Next, let’s examine the bottom left graph of the number of average traits by year. We can again clearly see a mostly rising tendency up until a plateau is reached for 2011-2018 and then a drop-off commences for 2019 and 2020. It is worth noting here that the snapshot of the data we are using in the JVMG project is from early 2020, thus it would seem logical that information on 2020 and potentially 2019 too is not yet as complete as for earlier years. And this line of reasoning could plausibly account for the drop off in the average number of traits recorded for characters, but it is very curious to see the number of characters recorded per year in the database starting to decline after 2014. Was there maybe a shock to the industry that led to there being less works produced? Or is there maybe a considerable time-lag in the Japanese visual novels reaching Western audiences, who are ultimately responsible for compiling the data on VNDB?

Finally, examining the average number of shared traits for characters with shared traits (bottom right graph), we can see that the figures are very close to five. This is a result of our definition of characters with shared traits employing a minimum number of shared traits of five, which obviously results in five being the bottom value for the average number of shared traits among characters with shared traits. Another very prominent feature of the graph is the steep drop until around 2000, with the trend reversing after that and we see a more gradual growth leading up to 2019. If we take a look at the top right graph, we can see that the average number of characters with shared traits is rather small until 1998, which would mean that the average shared trait values are probably skewed by a few instances of characters sharing a larger number of traits, which also happen to be the characters with shared traits. Once we move to the post-2000 part of the graph the values are averages for much larger character counts, and start to mirror the growth in the average number of traits (bottom left graph). This is again not surprising, with larger number of traits being recorded for characters the possibility for higher numbers of shared traits also increases.

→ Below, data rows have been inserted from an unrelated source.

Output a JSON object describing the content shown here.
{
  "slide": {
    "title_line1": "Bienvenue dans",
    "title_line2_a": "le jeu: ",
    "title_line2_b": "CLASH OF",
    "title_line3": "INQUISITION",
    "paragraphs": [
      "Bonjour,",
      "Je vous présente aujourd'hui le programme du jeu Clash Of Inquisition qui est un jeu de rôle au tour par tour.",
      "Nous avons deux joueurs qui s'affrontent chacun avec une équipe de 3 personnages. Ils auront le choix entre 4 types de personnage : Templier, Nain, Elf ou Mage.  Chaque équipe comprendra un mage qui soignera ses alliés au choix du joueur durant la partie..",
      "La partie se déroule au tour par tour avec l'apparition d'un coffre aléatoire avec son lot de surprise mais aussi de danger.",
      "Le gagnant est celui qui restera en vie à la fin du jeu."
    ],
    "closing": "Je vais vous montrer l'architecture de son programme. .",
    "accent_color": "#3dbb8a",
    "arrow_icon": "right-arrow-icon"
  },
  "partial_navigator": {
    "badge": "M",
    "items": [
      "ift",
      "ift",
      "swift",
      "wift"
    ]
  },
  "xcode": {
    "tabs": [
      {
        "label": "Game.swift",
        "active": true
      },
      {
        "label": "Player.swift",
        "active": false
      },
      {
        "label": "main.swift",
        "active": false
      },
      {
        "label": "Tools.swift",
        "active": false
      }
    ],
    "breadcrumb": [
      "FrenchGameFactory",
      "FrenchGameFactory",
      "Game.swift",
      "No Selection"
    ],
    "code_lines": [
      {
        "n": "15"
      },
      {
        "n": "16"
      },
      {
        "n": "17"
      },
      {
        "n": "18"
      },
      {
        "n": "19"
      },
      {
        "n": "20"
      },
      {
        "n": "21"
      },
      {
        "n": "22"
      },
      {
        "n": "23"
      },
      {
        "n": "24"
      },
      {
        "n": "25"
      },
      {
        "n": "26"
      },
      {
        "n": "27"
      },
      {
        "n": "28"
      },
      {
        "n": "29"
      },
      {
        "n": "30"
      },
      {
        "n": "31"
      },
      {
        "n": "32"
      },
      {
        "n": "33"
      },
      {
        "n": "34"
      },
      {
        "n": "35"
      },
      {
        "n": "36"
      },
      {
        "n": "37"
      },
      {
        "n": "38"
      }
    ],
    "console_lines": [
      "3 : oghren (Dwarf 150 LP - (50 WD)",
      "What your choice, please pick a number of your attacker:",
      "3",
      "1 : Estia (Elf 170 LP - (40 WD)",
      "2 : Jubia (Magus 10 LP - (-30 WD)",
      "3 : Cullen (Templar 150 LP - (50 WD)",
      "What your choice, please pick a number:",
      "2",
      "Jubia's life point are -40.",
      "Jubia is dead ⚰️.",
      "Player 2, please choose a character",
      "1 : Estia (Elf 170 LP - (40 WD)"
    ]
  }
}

Now that we have a general overview of our data, and have already identified some of the trends that are interesting for our present research question, let’s examine the relationship between the growth in the number of characters and the average number of characters that characters share at least five traits with on the one hand, and on the other hand the relationship between average number of traits per year and the average number of shared traits for characters with shared traits. Although we will be conducting a more complex analysis of these relationships in the third part of this blogpost series for now let’s take a look at a very simple approach to examining these two relationship.

Examining the change in the ratio of the average number of characters that characters share at least five traits with (abbreviated characters with shared traits in the following) by all characters on the top graph, we can see that up until 2013 the growth of characters with shared traits outperforms the increase in characters. Thus we could surmise that it cannot simply be the growth in the number of characters that is responsible for the increasing number of characters with shared traits. However, it is curious that once the number of characters per year starts to drop, the ratio at hand also starts to decline, indicating that the number of characters with shared traits decreases even faster, which seems to point to some other factor potentially being at play here.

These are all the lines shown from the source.